L’expression : ‘immigration clandestine’ peut-elle encore garder son contenu négatif quand les motifs et les mobiles qui la sous-tendent sont la volonté de réussir dignement, d’assurer son avenir, d’aider ses parents et de les protéger contre l’ignominie sociale ?

D’ailleurs, ces parents qui pleurent dans les publicités en question, qui les a affamés au point de voir leur progéniture prendre le large à la recherche de quoi les nourrir ? N’est-ce pas ce régime de l’Alternance qui ignore le monde rural, qui brade les terres, augmente les denrées de première nécessité, et défavorise même les plus méritants d’entre nous dès l’instant qu’ils sont identifiés comme positionnés hors des périmètres du Pds.

Ce qu’il faut plutôt dire pour le cas des jeunes sénégalais, s’agissant bien entendu de l’immigration clandestine, c’est qu’à l’impossible, nul n’est tenu ; et que ce voyage est un voyage d’honneur, de jom, de fiit et de Ngor et, cette clandestinité est dictée par la raison, la dignité et la détermination face à un régime d’infortune et à un gouvernement qui a fini de donner les preuves accablantes de son incompétence tragiquement inqualifiable.
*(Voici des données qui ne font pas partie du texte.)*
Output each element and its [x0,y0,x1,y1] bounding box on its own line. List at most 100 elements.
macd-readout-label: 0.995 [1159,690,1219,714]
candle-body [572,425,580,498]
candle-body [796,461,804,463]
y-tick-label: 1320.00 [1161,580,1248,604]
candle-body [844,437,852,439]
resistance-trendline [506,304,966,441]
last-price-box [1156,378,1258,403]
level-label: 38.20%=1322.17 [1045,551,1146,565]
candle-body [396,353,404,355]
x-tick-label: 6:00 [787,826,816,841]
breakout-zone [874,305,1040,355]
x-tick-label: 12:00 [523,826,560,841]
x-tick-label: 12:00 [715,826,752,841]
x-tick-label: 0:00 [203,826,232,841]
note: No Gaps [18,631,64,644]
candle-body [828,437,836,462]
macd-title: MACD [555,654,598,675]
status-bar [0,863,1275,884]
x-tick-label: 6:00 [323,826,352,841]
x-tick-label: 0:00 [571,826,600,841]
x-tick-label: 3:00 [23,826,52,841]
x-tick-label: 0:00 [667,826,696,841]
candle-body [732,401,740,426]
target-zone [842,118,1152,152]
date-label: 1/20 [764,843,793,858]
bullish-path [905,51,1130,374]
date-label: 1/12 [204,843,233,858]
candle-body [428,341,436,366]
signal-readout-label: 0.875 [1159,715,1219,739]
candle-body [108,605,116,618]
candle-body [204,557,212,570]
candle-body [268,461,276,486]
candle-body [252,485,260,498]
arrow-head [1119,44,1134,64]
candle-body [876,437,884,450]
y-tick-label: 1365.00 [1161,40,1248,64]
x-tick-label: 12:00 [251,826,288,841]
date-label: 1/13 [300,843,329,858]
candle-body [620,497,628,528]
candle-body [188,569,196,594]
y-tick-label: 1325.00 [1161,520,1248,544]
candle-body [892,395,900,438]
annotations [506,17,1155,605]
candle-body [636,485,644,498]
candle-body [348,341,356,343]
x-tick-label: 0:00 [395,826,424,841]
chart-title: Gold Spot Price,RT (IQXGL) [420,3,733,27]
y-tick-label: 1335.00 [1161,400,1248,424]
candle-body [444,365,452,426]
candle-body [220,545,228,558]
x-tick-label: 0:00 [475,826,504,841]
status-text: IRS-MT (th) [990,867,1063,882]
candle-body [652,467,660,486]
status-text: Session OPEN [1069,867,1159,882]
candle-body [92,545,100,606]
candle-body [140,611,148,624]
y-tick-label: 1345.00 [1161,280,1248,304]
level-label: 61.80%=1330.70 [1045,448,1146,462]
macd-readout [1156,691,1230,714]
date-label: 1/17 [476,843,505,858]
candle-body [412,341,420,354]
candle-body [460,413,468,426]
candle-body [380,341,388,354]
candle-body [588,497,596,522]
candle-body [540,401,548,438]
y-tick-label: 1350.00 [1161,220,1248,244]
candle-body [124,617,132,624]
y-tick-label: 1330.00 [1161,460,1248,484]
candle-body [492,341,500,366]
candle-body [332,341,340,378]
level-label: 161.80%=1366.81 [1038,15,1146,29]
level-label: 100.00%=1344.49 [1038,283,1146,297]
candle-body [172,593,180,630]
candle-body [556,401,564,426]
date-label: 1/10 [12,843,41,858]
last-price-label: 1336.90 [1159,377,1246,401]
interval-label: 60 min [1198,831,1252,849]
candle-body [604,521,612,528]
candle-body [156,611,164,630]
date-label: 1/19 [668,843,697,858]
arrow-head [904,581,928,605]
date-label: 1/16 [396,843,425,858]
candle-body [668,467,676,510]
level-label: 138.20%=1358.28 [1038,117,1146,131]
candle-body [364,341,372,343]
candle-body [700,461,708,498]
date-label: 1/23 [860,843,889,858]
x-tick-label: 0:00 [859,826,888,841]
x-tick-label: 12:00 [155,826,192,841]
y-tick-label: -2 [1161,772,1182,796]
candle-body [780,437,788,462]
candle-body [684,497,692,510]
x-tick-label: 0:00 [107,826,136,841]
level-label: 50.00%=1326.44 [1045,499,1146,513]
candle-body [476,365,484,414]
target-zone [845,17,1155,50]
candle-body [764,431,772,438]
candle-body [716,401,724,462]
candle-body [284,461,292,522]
Par ailleurs, nous devons à la vérité, reconnaître que les jeunes qui triomphent du périple et des périls qui lui sont inhérents, comptent dans leurs rangs beaucoup d’entre eux qui ont réussi que le nombre de ceux qui ont échoué est considérablement insignifiant.

C’est donc cacher volontairement l’aspect positif de ce voyage du salut que de nous montrer uniquement des parents qui pleurent. Une fois de plus, qu’on nous épargne ces images mensongères de parents qui pleurent et qu’on nous montre, à la place, celles majoritaires de parents d’immigrés qui, aujourd’hui, ont le sourire jusqu’aux coins de la mâchoire, parce que bien entretenus à coup d’euros par leurs fils qui ont osé effectuer ce voyage au bout du désespoir.

Il est dit que cette publicité en question est l’initiative de l’Organisation internationale pour les migrations (Oim). Mais, nous savons aussi que c’est l’une des initiatives du régime de l’Alternance de lutter contre les migrations clandestines. Donc directement ou indirectement, Youssou Ndour, par cette publicité, soutient la politique du régime de l’Alternance de lutter contre l’immigration clandestine. Cette compréhension est d’autant plus répandue qu’on entend souvent vos fan’s vous dire, à chaque passage de la séquence publicitaire en question : ‘Eloigne-toi de la politique du régime de l’Alternance, si tu ne veux pas compromettre ta réputation et ton image’. Et cela à juste raison, car les initiatives du gouvernement de l’Alternance sont des terrains minés, des impopularités, des entreprises iconoclastes, des malheurs pour des personnes de bonne réputation comme vous.

Et ne me demandez surtout pas, vous, Youssou Ndour, de vous en fournir les preuves car vous en avez déjà deux à votre actif ; l’une avec la remise du prix de la paix au chef de l’Etat aux Etats-Unis et, l’autre avec la construction de la corniche ouest :

Votre participation à la célébration des prétendus honneurs et grandeurs du plus grand jouisseur de l’Alternance par le prétexte fallacieux d’une remise de prix aux Etats-Unis n’avait pas manqué d’entamer votre image pendant un certain temps. Tout aussi, sont à indiquer les éléments suivants:

La construction de la corniche ouest, une autre initiative du gouvernement de l’Alternance, un projet absurde, non avenu et trop mal réalisé vous a coûté, ou, va vous coûter votre magnifique immeuble qui, certainement, est très symbolique pour vous du point de vue social ;

Votre querelle avec le fils de notre buur des temps modernes vous a attiré beaucoup de diffamations savamment orchestrées par les autres tenants du régime de l’Alternance, la génération des cons-créés, pour vous jeter le discrédit.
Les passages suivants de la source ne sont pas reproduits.